An editor admonished me years ago, "You don’t have to trim your conservative sails for a particular state." He said, "As long as the messenger is pleasant and articulate, like Ronald Reagan, the message doesn’t have to be watered down." At the time, I was pointing out to him how Connecticut Republican John Rowland had accepted the advice that he had to be more moderate than he was in Congress to win the governorship and that he therefore changed from pro-life to pro-abortion and was elected on his second try for the statehouse in 1990. Although my editor had nothing against converts, he wasn't buying that Rowland had to alter his views on such a fundamental issue in order to be elected statewide.
 
There is considerable evidence that staying the conservative course can spell political success in states considered unfriendly territory for the right. Republican Tim Pawlenty, for example, won the governorship of Minnesota in '02 on an unabashed platform of opposition to higher taxes and abortion and support for smaller government. In ’04, Republican Dino Rossi, who never backed down from his economic and cultural conservative stands, won the initial count and first recount for the governorship of Washington State. It took a third recount to make Rossi the loser by 129 votes out of more than 2.8 million.

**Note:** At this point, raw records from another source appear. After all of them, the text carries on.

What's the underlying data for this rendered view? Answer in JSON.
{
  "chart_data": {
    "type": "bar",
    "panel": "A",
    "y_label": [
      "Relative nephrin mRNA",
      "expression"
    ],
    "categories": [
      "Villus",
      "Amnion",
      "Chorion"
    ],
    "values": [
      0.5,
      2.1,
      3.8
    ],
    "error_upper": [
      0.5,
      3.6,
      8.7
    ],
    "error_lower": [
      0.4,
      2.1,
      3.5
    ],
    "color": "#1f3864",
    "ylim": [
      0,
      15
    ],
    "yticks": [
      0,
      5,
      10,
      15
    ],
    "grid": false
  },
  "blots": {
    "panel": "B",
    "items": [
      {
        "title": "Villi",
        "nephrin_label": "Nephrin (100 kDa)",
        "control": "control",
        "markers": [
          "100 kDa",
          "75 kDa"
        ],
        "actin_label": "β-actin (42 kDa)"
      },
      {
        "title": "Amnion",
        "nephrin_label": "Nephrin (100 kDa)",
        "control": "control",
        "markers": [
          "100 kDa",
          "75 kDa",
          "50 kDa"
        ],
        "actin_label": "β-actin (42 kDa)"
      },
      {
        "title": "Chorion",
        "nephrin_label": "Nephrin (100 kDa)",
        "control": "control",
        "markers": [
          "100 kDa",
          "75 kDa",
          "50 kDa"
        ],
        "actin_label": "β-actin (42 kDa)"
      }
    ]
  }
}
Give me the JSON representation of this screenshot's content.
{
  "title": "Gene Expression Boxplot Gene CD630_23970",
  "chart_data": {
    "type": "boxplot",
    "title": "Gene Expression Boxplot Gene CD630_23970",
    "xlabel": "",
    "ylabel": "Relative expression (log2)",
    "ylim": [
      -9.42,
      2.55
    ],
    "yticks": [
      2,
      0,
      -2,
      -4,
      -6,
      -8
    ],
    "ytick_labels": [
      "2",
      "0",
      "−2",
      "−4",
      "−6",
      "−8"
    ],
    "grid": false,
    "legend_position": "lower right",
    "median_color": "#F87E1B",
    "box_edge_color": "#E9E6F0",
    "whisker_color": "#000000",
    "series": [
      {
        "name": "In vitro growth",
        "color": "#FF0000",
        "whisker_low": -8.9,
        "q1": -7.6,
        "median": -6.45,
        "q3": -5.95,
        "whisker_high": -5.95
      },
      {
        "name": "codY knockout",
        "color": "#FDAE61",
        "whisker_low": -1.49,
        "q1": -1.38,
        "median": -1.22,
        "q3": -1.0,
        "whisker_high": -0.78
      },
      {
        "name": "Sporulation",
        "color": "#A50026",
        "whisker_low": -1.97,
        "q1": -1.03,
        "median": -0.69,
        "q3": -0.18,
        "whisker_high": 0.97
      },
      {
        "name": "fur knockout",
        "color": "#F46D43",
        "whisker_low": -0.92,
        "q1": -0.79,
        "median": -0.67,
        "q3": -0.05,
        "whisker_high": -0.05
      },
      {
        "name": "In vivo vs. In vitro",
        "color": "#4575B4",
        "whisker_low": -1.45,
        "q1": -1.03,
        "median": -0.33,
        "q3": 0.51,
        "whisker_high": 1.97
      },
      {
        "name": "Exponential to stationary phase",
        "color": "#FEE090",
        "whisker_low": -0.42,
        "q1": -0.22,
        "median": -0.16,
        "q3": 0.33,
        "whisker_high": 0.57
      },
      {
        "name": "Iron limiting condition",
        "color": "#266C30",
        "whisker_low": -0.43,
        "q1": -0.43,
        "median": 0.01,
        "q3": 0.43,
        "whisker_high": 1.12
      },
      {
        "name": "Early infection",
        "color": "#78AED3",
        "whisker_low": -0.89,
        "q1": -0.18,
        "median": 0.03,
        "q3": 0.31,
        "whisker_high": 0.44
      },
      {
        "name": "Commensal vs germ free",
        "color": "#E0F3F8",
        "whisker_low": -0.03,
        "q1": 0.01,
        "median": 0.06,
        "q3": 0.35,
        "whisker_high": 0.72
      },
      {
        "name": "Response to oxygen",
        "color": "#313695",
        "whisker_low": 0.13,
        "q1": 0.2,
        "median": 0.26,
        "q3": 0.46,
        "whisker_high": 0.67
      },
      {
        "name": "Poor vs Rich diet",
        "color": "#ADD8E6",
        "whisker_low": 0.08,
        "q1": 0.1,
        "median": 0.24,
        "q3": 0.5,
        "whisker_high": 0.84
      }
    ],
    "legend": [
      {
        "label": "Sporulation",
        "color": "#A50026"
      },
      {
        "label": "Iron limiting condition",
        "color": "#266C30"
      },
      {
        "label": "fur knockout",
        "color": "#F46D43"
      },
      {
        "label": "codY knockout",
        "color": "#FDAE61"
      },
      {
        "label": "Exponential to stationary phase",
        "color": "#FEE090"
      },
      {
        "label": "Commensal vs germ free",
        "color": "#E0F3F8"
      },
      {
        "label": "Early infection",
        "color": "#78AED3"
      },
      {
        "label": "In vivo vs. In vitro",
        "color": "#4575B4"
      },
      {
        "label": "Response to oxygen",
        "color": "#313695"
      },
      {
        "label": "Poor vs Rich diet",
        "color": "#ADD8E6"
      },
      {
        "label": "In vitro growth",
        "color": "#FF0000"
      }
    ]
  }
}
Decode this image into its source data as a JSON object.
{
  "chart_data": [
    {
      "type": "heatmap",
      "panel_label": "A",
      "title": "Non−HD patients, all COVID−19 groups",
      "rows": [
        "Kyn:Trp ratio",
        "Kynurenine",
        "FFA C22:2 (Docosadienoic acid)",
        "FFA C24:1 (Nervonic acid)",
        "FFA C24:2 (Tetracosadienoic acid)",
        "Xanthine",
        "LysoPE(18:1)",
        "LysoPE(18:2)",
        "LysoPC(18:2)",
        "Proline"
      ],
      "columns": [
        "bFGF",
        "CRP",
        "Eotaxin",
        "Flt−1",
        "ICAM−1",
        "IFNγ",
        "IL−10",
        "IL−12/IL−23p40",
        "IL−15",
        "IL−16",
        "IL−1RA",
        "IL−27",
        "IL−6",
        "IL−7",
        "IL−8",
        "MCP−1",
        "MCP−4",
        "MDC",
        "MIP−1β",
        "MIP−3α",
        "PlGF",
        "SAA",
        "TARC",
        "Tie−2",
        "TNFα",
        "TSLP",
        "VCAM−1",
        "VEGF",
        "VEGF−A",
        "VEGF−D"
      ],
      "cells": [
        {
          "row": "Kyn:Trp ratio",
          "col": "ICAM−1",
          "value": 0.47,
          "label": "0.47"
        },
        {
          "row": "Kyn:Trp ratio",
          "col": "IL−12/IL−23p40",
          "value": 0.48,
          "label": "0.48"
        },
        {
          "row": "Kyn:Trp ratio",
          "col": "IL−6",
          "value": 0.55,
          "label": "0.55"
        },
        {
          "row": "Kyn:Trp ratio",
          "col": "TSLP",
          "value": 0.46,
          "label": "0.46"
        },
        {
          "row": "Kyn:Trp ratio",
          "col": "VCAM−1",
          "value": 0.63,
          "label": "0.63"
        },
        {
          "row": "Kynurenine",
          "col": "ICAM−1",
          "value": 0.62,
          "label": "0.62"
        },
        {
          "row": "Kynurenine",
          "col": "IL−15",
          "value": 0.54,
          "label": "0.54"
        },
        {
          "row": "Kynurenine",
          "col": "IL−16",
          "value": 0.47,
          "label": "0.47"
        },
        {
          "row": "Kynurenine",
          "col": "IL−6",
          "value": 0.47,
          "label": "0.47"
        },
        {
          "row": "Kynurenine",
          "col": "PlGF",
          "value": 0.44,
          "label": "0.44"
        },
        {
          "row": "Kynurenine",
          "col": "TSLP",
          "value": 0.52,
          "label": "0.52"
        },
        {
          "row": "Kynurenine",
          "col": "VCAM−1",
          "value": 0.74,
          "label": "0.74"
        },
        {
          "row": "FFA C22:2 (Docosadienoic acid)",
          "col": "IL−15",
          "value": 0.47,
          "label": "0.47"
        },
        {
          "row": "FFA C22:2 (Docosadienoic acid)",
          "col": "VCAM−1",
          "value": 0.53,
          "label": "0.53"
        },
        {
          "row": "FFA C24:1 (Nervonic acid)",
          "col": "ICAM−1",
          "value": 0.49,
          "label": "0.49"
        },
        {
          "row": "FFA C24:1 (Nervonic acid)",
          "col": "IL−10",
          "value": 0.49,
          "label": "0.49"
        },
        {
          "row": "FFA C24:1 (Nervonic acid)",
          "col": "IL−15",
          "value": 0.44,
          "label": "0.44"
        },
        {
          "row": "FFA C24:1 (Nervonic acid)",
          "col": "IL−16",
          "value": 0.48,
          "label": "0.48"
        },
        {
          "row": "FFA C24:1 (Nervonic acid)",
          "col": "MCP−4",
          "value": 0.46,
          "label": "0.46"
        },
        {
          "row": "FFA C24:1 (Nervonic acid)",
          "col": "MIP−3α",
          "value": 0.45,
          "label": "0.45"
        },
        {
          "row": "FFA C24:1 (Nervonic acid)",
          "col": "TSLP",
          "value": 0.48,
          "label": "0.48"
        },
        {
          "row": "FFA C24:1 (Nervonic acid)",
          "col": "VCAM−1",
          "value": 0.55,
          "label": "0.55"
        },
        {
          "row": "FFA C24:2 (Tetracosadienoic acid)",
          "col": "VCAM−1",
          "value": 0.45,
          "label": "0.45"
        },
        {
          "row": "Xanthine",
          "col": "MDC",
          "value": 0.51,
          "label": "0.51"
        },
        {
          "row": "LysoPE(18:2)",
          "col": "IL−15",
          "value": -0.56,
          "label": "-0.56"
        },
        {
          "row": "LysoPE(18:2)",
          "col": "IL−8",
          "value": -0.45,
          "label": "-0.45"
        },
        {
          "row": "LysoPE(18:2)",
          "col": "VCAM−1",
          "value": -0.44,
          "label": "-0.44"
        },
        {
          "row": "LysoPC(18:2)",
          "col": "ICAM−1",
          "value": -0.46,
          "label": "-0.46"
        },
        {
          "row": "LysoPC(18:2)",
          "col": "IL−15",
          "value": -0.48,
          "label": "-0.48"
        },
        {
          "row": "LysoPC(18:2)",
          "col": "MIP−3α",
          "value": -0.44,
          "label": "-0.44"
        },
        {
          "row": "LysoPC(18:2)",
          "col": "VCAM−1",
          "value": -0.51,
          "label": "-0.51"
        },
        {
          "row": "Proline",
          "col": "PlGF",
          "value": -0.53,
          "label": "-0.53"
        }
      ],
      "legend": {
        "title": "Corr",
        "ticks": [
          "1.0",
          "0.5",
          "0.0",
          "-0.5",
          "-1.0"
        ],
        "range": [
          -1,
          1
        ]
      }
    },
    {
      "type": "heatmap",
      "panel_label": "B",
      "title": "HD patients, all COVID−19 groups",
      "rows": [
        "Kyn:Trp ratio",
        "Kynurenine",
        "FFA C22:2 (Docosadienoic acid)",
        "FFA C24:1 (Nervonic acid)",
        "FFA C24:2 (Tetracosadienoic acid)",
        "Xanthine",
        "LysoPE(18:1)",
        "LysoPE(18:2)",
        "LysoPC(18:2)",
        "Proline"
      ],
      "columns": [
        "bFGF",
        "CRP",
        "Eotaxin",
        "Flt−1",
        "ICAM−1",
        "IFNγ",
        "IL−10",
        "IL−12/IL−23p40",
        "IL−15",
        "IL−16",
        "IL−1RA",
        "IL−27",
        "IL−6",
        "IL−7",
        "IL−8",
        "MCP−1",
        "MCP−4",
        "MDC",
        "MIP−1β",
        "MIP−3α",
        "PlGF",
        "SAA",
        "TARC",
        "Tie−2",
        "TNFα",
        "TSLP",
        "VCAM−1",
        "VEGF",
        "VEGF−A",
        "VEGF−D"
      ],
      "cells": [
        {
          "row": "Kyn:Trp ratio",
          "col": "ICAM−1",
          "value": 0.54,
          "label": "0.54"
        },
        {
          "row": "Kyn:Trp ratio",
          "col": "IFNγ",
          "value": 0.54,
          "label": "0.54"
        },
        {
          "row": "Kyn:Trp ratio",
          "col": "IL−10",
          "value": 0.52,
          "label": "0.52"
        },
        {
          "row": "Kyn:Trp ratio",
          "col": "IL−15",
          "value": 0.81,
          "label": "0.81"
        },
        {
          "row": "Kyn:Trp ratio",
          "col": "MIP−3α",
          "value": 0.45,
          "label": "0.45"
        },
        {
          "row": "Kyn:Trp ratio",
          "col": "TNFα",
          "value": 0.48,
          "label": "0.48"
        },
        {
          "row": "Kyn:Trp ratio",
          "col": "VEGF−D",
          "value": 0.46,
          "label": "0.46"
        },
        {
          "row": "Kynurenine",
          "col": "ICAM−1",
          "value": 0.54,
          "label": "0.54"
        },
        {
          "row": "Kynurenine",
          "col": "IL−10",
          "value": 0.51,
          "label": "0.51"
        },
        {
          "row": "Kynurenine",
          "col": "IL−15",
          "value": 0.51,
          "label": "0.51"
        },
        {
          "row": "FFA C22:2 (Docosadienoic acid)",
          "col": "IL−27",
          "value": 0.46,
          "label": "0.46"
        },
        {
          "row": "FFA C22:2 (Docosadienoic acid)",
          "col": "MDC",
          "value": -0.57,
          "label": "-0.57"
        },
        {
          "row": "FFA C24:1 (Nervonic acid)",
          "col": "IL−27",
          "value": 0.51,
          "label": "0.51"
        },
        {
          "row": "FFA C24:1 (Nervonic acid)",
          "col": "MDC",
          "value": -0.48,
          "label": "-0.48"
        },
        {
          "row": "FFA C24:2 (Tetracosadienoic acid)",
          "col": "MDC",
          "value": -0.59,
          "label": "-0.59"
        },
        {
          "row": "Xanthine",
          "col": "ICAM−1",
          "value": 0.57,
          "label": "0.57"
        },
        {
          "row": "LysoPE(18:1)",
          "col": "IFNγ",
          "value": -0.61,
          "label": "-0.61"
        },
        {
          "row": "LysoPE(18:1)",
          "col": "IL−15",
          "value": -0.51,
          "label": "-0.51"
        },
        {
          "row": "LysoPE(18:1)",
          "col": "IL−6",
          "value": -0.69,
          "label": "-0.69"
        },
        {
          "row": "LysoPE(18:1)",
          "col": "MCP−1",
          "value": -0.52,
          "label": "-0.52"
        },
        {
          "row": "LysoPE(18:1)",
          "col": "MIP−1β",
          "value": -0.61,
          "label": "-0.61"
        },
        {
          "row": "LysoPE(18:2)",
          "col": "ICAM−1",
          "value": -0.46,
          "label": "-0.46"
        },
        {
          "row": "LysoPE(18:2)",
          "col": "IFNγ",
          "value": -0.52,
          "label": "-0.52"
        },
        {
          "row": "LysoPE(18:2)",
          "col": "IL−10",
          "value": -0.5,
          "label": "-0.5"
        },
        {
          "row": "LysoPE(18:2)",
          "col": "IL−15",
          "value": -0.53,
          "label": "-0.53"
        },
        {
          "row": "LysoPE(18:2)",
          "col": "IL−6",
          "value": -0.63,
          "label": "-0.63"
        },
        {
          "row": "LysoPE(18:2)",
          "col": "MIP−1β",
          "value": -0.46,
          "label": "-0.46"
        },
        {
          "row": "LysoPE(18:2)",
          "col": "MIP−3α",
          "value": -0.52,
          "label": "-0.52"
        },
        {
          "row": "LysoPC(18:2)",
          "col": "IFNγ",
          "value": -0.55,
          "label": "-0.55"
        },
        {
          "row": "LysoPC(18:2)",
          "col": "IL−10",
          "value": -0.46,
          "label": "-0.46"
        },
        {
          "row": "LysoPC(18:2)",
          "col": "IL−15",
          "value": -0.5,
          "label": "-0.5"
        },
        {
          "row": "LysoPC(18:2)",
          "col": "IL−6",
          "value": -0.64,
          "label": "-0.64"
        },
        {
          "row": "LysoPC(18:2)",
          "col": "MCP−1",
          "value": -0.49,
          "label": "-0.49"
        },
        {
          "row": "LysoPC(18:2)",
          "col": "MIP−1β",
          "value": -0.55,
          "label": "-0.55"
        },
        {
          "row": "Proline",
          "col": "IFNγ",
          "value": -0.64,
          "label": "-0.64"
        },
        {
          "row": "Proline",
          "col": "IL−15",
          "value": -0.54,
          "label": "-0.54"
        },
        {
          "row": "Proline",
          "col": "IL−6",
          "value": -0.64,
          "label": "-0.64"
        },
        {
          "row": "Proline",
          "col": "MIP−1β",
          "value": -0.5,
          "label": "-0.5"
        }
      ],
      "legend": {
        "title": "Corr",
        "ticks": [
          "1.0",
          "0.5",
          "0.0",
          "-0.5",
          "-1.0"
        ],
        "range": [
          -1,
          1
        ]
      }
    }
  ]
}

This year, the argument for raising a banner of "bold colors, and no pale pastels," as Ronald Reagan put it in a Conservative Political Action Conference speech before he became President, could be made in Oregon. In the May 3 Republican primary for governor, there are increasing signs that the momentum belongs to the youngest and most conservative of the three candidates: 35-year-old State Sen. Jason Atkinson from Southern Oregon.
 
In a state where talk-radio packs particular political wallop, Atkinson (who worked in radio before his election to the state house and senate) has the most backing from talk-radio hosts. Moreover, conservatives who have been politically energized by such statewide initiatives as Measure 30 (in which a tax increase enacted by the legislature was rejected by a vote of 59% to 41%) and Measure 28 (a three-year income-tax increase in the top income taxpayers, which went down 54% to 46%) have become many of the volunteer infantrymen in the campaign of Atkinson, who was in the forefront of the "no" forces on the referenda.
 
Like Rep. Mike Pence (R.-Ind.), Human Events' "Man of the Year" for '05, Atkinson wears his conservative stands on issues across-the-board like an Olympic Gold Medal.
 
He is pro-life ("I'm hard-pressed to come up with any exceptions but the life of the mother"), pro-property rights, pro-2nd Amendment, and for less government.
 
"And I'm the only candidate for governor in either party who is neither a lawyer nor someone who would have difficulty going back to a life outside of running for and serving in office," Atkinson told me. He contrasted his background in his family's radio business with that of liberal Democratic Gov. Ted Kulongoski, whose stints in the state legislature, the state Supreme Court, and the governorship give him the unique distinction of having served in all three branches of state government.